The trick is to have at least two bank accounts, one where all your earnings come in, and a second where you move your “salary” at regular intervals as if you were being paid by an employer.

Keep your business finances and personal finances separate so you’re not tempted to spend more than you can afford to.

Do the same with savings. Once you’ve decided what you need to save, pay it to yourself first, out of your “salary”. But where?

Consider short, medium and long term

Emergency savings, by their nature, need to be accessible in a hurry so kept in cash in an easy-access account. Check out a comparison site like to compare the best interest rates, they are starting to become (a bit) more generous. Regular savings accounts tend to have the best rates.

The same applies for your tax bill if you pay via self-assessment. App banks are getting better at helping freelancers work out what tax they will owe.

I use Monzo’s business account which has a handy function where a set percentage amount (you decide how much) is moved instantly into a separate pot when payment for work comes in.

If you’re saving for the more medium term, three to five years or more, consider investing in a stocks and shares Isa. History shows that investing in the stock market tends to produce better returns than cash. Don’t be daunted by investing, there are so many guides to help you understand the basics online now, I love the resources from Vestpod.

Don’t forget about pensions

The benefit of saving for your longer-term future in a pension is that you are rewarded with a very generous tax break from the government. For every £1 you save as a basic-rate taxpayer, it only costs you 80p, and as a higher-rate taxpayer, just 60p.

The downside is, you can’t access the money until you’re 55.

There are lots of pension providers that target self-employed people, particularly, PensionBee, Penfold, and Nest, that all let you open your own pension, pay in via direct debit, or one off payments, and stop and start when needed.

If you are under 40, an alternative could be a Lifetime Isa. This account allows you to save up to £4,000 a year, and in return get a top up of £1,000 a year from the government if you don’t withdraw the money until you’re 60. The bonus is the same as the tax break on a pension if you’re a basic rate taxpayer (but not as generous if you are higher rate). But unlike a pension, it’s more flexible: you can access the cash any time if you need to, though you’ll pay a penalty of 25% to do so.

Don’t waste money on debt interest if you can avoid it

One of the most efficient ways to save money is to pay off debt. I don’t include student loans here, as they work differently (more like a tax) or mortgage (where you might not feel the benefits of overpaying for years).

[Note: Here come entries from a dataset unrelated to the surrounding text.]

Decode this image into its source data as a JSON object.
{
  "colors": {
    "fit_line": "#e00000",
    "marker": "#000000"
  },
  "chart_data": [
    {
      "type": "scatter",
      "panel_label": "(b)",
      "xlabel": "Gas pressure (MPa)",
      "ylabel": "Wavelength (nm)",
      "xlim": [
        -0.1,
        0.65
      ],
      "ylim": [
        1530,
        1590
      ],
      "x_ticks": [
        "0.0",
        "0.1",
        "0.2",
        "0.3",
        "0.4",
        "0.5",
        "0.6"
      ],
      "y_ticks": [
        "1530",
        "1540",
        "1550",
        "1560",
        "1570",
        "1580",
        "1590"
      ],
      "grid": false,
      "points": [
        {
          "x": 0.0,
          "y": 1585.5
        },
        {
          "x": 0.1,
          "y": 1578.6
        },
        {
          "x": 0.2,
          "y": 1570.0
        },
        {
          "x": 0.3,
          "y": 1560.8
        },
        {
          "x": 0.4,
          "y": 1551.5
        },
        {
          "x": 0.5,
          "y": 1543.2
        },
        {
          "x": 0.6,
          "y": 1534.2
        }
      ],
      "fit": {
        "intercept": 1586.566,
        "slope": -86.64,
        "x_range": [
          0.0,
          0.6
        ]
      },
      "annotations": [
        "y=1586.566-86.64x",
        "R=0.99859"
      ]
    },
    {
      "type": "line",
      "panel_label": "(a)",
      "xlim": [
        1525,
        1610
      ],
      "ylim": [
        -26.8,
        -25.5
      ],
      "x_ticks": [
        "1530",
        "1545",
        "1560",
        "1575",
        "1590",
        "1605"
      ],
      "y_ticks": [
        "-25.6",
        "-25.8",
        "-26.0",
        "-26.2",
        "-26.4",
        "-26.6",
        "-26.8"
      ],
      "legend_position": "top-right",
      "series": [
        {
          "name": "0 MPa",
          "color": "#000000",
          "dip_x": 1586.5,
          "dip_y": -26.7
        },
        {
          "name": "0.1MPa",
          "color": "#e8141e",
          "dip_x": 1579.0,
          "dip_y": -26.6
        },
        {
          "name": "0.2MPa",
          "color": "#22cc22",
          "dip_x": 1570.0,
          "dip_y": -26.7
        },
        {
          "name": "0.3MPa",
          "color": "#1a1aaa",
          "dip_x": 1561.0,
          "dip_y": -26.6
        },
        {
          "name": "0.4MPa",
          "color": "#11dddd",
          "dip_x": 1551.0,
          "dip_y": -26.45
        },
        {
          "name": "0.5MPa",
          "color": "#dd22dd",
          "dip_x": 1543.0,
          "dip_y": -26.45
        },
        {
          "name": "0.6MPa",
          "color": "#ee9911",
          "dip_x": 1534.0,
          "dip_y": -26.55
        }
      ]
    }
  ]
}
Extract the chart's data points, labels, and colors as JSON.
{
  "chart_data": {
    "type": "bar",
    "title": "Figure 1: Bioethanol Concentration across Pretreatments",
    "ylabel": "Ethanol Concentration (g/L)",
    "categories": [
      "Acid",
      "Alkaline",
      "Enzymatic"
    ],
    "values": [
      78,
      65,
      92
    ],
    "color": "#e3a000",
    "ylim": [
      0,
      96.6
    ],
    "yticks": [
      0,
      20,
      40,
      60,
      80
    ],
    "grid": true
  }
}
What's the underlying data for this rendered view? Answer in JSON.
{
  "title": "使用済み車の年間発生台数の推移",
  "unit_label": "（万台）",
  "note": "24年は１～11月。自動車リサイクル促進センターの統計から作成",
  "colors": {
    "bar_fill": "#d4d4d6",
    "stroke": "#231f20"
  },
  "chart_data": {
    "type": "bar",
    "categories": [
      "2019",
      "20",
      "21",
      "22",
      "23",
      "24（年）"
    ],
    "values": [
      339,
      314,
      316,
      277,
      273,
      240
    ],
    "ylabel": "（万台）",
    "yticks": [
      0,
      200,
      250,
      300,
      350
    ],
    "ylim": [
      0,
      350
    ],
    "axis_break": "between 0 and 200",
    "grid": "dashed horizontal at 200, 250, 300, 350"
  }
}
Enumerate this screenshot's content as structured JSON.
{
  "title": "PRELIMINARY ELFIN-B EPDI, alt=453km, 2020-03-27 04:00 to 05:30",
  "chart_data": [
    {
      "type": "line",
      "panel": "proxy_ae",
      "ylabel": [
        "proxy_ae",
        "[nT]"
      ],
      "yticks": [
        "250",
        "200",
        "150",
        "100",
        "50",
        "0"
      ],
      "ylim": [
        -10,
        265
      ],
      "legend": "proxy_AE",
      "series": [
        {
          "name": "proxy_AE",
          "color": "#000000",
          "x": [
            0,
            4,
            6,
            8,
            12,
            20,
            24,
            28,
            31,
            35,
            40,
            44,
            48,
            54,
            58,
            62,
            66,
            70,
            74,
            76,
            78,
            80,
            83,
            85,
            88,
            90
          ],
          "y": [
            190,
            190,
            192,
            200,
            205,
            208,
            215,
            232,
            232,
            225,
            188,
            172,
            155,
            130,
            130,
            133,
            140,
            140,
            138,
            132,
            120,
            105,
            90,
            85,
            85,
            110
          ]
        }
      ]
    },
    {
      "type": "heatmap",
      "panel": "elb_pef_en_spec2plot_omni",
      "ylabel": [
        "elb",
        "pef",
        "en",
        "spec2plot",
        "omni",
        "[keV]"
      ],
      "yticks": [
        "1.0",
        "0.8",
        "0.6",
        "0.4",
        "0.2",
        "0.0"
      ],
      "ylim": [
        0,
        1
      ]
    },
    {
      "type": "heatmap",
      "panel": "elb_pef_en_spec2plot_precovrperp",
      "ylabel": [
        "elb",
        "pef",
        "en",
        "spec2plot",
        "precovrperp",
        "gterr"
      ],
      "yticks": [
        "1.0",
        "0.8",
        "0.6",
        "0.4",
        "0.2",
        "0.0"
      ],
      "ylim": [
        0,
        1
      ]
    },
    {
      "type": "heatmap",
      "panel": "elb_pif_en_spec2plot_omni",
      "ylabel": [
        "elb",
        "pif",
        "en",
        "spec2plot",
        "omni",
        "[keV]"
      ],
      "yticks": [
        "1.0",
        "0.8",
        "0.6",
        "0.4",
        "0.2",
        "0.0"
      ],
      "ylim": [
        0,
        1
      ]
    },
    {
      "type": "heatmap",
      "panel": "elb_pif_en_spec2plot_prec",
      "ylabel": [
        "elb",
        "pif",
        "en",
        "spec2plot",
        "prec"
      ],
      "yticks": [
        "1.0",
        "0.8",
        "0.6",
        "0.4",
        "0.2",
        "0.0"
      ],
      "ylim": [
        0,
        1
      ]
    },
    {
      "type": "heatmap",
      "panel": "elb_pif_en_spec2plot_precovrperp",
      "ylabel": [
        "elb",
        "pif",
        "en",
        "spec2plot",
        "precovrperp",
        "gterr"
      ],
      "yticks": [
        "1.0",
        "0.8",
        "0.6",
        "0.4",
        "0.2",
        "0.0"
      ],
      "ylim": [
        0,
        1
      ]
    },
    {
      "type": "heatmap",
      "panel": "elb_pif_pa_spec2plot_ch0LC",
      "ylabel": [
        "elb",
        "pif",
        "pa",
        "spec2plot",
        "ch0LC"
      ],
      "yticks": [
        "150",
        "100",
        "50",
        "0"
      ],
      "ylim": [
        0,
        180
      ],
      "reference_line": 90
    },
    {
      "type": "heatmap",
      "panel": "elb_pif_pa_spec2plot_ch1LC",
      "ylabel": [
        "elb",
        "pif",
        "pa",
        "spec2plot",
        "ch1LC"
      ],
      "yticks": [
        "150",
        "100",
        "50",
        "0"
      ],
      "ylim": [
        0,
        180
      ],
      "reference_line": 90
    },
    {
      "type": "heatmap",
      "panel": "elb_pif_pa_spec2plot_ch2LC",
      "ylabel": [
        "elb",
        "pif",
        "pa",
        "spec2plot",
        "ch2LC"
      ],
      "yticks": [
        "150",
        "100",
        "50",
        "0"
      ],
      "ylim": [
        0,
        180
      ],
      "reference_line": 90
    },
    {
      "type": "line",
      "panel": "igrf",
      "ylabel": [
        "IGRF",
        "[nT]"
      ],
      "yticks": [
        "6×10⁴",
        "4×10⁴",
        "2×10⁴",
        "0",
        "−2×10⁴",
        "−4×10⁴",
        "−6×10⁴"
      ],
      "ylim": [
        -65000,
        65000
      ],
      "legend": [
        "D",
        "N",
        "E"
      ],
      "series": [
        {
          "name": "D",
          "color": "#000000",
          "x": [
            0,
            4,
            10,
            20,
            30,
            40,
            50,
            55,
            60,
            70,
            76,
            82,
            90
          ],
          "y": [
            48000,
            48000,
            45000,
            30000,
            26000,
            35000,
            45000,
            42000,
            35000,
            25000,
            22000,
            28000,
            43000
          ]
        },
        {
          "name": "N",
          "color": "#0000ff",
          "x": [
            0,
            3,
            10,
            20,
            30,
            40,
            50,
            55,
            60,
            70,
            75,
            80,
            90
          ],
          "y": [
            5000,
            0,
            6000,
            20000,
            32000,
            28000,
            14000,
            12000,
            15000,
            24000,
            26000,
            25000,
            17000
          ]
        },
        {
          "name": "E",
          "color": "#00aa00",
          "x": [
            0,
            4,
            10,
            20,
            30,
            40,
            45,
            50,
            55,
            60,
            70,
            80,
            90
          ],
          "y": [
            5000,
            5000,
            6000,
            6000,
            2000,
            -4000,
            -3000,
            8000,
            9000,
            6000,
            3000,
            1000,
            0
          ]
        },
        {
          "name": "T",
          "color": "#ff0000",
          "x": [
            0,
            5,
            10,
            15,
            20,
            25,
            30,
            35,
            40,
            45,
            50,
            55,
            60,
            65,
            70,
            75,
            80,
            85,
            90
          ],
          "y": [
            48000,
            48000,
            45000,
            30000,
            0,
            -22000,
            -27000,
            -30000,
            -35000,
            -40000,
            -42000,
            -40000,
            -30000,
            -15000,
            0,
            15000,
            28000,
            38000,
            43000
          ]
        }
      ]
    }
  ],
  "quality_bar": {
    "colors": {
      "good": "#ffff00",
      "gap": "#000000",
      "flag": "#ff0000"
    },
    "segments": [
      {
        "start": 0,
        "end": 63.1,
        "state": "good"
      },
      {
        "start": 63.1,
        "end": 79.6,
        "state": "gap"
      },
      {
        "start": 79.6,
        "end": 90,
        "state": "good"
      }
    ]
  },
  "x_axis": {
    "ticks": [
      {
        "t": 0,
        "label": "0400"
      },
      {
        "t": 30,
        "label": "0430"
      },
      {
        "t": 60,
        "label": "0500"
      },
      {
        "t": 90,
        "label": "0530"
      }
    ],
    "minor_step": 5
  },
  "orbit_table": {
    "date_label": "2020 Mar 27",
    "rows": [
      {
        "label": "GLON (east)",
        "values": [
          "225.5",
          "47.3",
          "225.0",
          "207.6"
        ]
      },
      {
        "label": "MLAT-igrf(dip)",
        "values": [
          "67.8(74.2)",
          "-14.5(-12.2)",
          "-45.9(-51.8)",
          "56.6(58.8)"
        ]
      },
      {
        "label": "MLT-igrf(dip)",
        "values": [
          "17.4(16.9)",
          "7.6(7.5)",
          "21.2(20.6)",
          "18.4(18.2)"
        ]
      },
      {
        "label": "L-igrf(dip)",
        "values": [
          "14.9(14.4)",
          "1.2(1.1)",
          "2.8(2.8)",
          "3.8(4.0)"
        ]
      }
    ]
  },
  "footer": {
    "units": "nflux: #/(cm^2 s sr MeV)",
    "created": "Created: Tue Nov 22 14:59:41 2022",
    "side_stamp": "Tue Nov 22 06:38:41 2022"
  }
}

But if you’ve got a credit card with a high interest rate and you’re only clearing minimum payments, it’ll be costing you more than you realise. Try and get as much of your debt onto 0% interest, or clear them in full each month.

Automate your savings habit

There is a growing movement towards trying to get employers to offer automatic payroll emergency savings. A recent trial by Nest, that introduced pension auto-enrolment, has been amazingly successful. When employees had to opt in to have a small amount of savings taken from their pay packet and put into an emergency fund, the take up was 1%. When they had to opt out or this would happen automatically, only half did – 53% started saving more.

Remember what I said about procrastination?

Apply a similar psychology to your freelance savings. The app Chip can do this for you, using AI to scan your account to see how much you can afford to save and moving small sums into a savings pot without you really noticing. Or use a rounding up app, Starling Bank offers this, where you save “spare change” whenever you spend using your debit card.

Or as I do set up weekly direct debits, I have one for my bills, one for my joint account spending, one for holidays and Christmas. It’s all about “set and forget”.